Lincolnshire is very low-lying and land had to be drained for agriculture to be successful. The larger drainage channels, many of which are parallel to each other, became boundaries between parishes. Many parishes are long and thin for this reason.

There is much fenland in Lincolnshire, particularly in the Boston and Horncastle areas. Fenlands tended to be extraparochial before the mid 1850s, and although many sections were identified with names and given the title "civil parish", little information has been found about them. Many appear to be abolished in 1906, but the parish which adopts them is not given in A Vision of Britain through Time. Note the WR category Lincolnshire Fenland Settlements which is an attempt to organize them into one list.

From 1889 until 1974 Lincolnshire was divided into three administrative counties: Parts of Holland, Parts of Kesteven and Parts of Lindsey. These formal names do not fit with modern grammatical usage, but that is what they were, nonetheless. In 1974 the northern section of Lindsey, along with the East Riding of Yorkshire, became the short-lived county of Humberside. In 1996 Humberside was abolished and the area previously in Lincolnshire was made into the two "unitary authorities" of North Lincolnshire and North East Lincolnshire. The remainder of Lincolnshire was divided into "non-metropolitan districts" or "district municipalities" in 1974. Towns, villages and parishes are all listed under Lincolnshire, but the present-day districts are also given so that places in this large county can more easily be located and linked to their wider neighbourhoods. See the WR placepage Lincolnshire, England and the smaller divisions for further explanation.

  • Maps provided online by A Vision of Britain through Time show all the parishes and many villages and hamlets. (Small local reorganization of parishes took place in the 1930s led to differences between the latter two maps.):
  • FindMyPast now has a large collection of Lincolnshire baptisms, banns, marriages and burials now available to search by name, year, place and parent's names. This is a pay website. (blog dated 16 Sep 2016)
  • GENUKI's page on Lincolnshire's Archive Service gives addresses, phone numbers, webpages for all archive offices, museums and libraries in Lincolnshire which may store old records and also presents a list entitled "Hints for the new researcher" which may include details of which you are not aware.

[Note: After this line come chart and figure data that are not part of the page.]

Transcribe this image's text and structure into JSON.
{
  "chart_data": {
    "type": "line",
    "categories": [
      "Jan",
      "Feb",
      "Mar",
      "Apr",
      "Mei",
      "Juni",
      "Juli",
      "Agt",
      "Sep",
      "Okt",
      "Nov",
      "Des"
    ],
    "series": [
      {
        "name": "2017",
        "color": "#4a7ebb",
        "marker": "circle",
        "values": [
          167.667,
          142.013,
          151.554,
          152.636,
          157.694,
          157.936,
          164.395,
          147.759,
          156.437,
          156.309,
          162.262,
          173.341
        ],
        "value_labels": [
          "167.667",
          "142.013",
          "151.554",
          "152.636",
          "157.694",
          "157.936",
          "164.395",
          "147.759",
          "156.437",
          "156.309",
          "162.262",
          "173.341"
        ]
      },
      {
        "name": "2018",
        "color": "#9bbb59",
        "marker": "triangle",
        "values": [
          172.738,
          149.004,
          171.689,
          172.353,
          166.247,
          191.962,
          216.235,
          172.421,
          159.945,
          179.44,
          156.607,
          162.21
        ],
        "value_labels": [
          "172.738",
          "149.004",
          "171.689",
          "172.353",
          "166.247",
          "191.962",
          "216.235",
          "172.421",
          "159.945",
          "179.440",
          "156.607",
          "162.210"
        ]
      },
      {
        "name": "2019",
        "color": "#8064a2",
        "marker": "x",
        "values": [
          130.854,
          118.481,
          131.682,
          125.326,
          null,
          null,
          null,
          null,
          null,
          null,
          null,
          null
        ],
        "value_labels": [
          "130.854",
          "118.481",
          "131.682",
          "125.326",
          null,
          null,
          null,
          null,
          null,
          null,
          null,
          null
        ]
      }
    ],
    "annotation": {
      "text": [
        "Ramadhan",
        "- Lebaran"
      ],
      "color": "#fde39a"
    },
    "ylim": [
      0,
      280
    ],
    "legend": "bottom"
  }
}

These suggestions are becoming more and more outdated, but there's no telling what may be expected in a small library.
  • GENUKI also has pages of information on individual parishes, particularly ecclesiastical parishes. The author may just come up with morsels not supplied in other internet-available sources.
  • Deceased Online now has records for 11 cemeteries and two crematoria in Lincolnshire. This includes Grimsby's Scartho Road cemetery, Scartho Road crematorium, and Cleethorpes cemetery, council records for the City of Lincoln and Gainsborough, and older church records from The National Archives for St Michael's in Stamford, and St Mark's in Lincoln, dating back to 1707. This is a pay website.